Detailed Description
Using a wooden dowel and some nails and glue, I whittled down the necessary sections of the locket with my pocket knife, carved out sections for the axles to ride in and glued the components together. It was the best that I could do at the time but was a far cry from what I’d seen in the movie which was disappointing. I hung up the project to one day re-approach it with a new mind and new manufacturing techniques. Without precision manufacturing I would have had to settle for my unimpressive first prototype of the locket. I realized during my sophomore year in college while looking back at my old prototype that using some of the precision forming techniques that I’d learned about, with some extreme care, one could create a working replica of the locket from the movie.
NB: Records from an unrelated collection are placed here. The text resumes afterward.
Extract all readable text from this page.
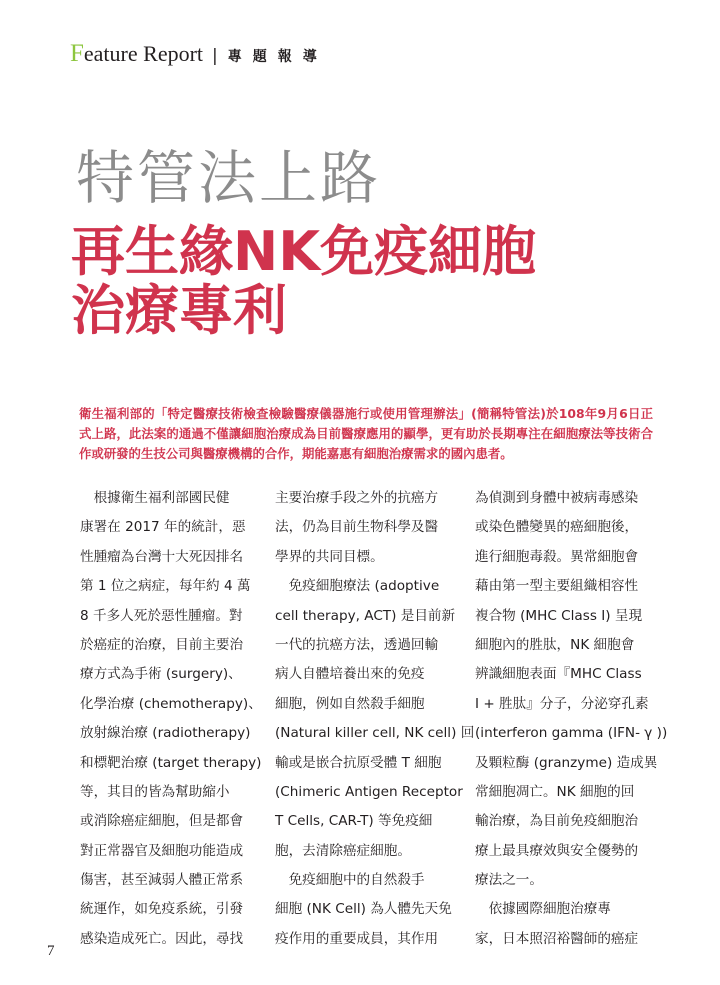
Feature Report | 專題報導
特管法上路
再生緣NK免疫細胞
治療專利
衛生福利部的「特定醫療技術檢查檢驗醫療儀器施行或使用管理辦法」(簡稱特管法)於108年9月6日正式上路，此法案的通過不僅讓細胞治療成為目前醫療應用的顯學，更有助於長期專注在細胞療法等技術合作或研發的生技公司與醫療機構的合作，期能嘉惠有細胞治療需求的國內患者。
　根據衛生福利部國民健
康署在 2017 年的統計，惡
性腫瘤為台灣十大死因排名
第 1 位之病症，每年約 4 萬
8 千多人死於惡性腫瘤。對
於癌症的治療，目前主要治
療方式為手術 (surgery)、
化學治療 (chemotherapy)、
放射線治療 (radiotherapy)
和標靶治療 (target therapy)
等，其目的皆為幫助縮小
或消除癌症細胞，但是都會
對正常器官及細胞功能造成
傷害，甚至減弱人體正常系
統運作，如免疫系統，引發
感染造成死亡。因此，尋找
主要治療手段之外的抗癌方
法，仍為目前生物科學及醫
學界的共同目標。
　免疫細胞療法 (adoptive
cell therapy, ACT) 是目前新
一代的抗癌方法，透過回輸
病人自體培養出來的免疫
細胞，例如自然殺手細胞
(Natural killer cell, NK cell) 回
輸或是嵌合抗原受體 T 細胞
(Chimeric Antigen Receptor
T Cells, CAR-T) 等免疫細
胞，去清除癌症細胞。
　免疫細胞中的自然殺手
細胞 (NK Cell) 為人體先天免
疫作用的重要成員，其作用
為偵測到身體中被病毒感染
或染色體變異的癌細胞後，
進行細胞毒殺。異常細胞會
藉由第一型主要組織相容性
複合物 (MHC Class I) 呈現
細胞內的胜肽，NK 細胞會
辨識細胞表面『MHC Class
I + 胜肽』分子，分泌穿孔素
(interferon gamma (IFN- γ ))
及顆粒酶 (granzyme) 造成異
常細胞凋亡。NK 細胞的回
輸治療，為目前免疫細胞治
療上最具療效與安全優勢的
療法之一。
　依據國際細胞治療專
家，日本照沼裕醫師的癌症
7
The locket is shaped like a small tablet normally, a heart in the intermediate state, and a vertically mirrored heart when opened. In order to achieve this, each axle about which the four sections of the locket rotate has to be cleanly sliced through its center to allow the axle to rotate apart but still function as an axle when in the correct configuration. Through precision manufacturing methods such as 3D printing or a combination of a router or mill and a lathe, this is a feasibly manufacturable design.
That year I had just begun to learn how to use Creo Parametric for my 3D modeling needs and decided to model my own version of the locket to become more familiar with the program and eventually conceive a working, testable version of the mechanism. After designing the first iteration, I submitted a 3D print request to the engineering machine shop at the university. Upon receiving my print, I realized how low the resolution of their fused deposition modeling printer was and had to use my fine-metalworking files to grind the surfaces to specification, so the locket would actually go together. After hours of filing, sanding and allowing epoxy to set, the locket worked exactly as intended.
In the future I would like to 3D print many more with my own SLA 3D printer, once I acquire one, which will have far better printing resolution than the university’s Maker Bot. Based on what I’ve seen from currently available SLA printer models, I shouldn’t have to clean any of the surfaces for it to mesh nearly perfectly. I plan to model a different version once I have easy access to a lathe so that I can construct one from wood, steel and bronze (bushings), effectively replicating the actual locket from the movie as I set out to do years ago.
To finish it off, I added magnets to holes that I included in the printed model so the mechanism would snap into its two main configurations. I have since modeled three different iterations, experimenting with different axle versions and positions, section thicknesses, and the addition of two cutouts inside for small photographs. Using those models, I printed around six more prototype mechanisms, only three of which I have spent the time to file and assemble, because I could tell that the others would fail due to mechanical inadequacies in the 3D printing. I have given two lockets away as gifts, lost one outside and never found it, and stopped halfway through filing a third to tolerance because in testing it, it didn’t mesh or hold together well as a result of a modification that I had made to its design.